Are there alternatives to using bad stock images with your content or is “bad” just a matter of taste? What do you think?
To expand, do many—most?—organisations fall back on clichéd stock imagery because they think it’s good? My short answer is, ‘Partly so, yes’.
But if the rise of content marketing, meaning a flood of content of all qualities that enters an already crowded media mix, has taught us anything, it’s that details matter.
We’ve spoke previously on these pages about using images with proper attribution (Getting Creative Commons, commercially). We recommend using services such as Photopin and then choosing an appropriate Creative Commons licence to use images responsibly.
But as plenty of other places will tell you, you can either say, ‘To hell with all that, let’s just scrape the internet!’—which we think is bad, for all kinds of reasons—or use an expensive stock photography service. You can also use a number of sources where images don’t even necessarily need a credit (like this list or this one). In short, anyone creating content now has lots of image choices.
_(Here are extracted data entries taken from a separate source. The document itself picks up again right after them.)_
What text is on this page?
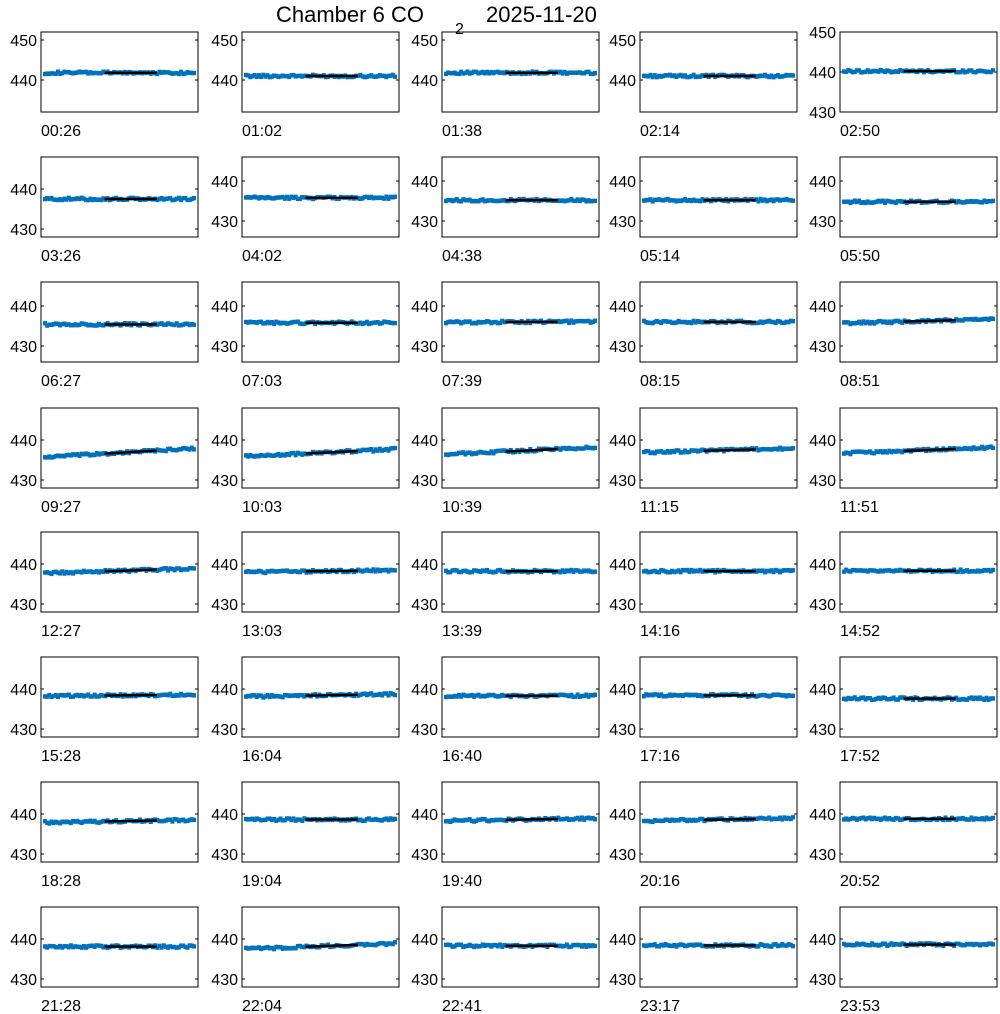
Chamber 6 CO
2
2025-11-20
440
450
00:26
440
450
01:02
440
450
01:38
440
450
02:14
430
440
450
02:50
430
440
03:26
430
440
04:02
430
440
04:38
430
440
05:14
430
440
05:50
430
440
06:27
430
440
07:03
430
440
07:39
430
440
08:15
430
440
08:51
430
440
09:27
430
440
10:03
430
440
10:39
430
440
11:15
430
440
11:51
430
440
12:27
430
440
13:03
430
440
13:39
430
440
14:16
430
440
14:52
430
440
15:28
430
440
16:04
430
440
16:40
430
440
17:16
430
440
17:52
430
440
18:28
430
440
19:04
430
440
19:40
430
440
20:16
430
440
20:52
430
440
21:28
430
440
22:04
430
440
22:41
430
440
23:17
430
440
23:53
Newscred’s Liz Bedor in the summer published a great post comparing the hackneyed old way of doing images and what we might call the new way. You know this type of thing when you see it and, especially for content that is a bit conceptually abstract, this really helps.
If you don’t have the good image gene, then there’s quite possibly this rule of thumb: If the image looks like it came free with PowerPoint, then give it a miss (even in PowerPoint); if it looks like it came from one of your favourite magazines or Instagram then you stand a chance.
Ironically, Vince Vaughn and stars from the comedy “Unfinished Business” were posed in bad pastiche versions of stock photography to promote that film—the film-makers knowing it’d be great promotion because they’re funny. The irony is either that these images are so bad they’re good… or that the film itself wasn’t that good. Your pick.
The other option we haven’t talked about is creating your own images—photography, illustrations and so on. That might not be easy for some, but at least on your own website and other assets it’s what people want to see. The guys at Hinge Marketing nailed why good photography is important. While there is a bar to creating your own images—either by doing it yourself or hiring a professional photographer—we’d encourage clients to try.
We’ve said before that the word ‘authenticity’ is over-used. But with images, the authentic often trumps a professional-but-bland approach. Give it a try.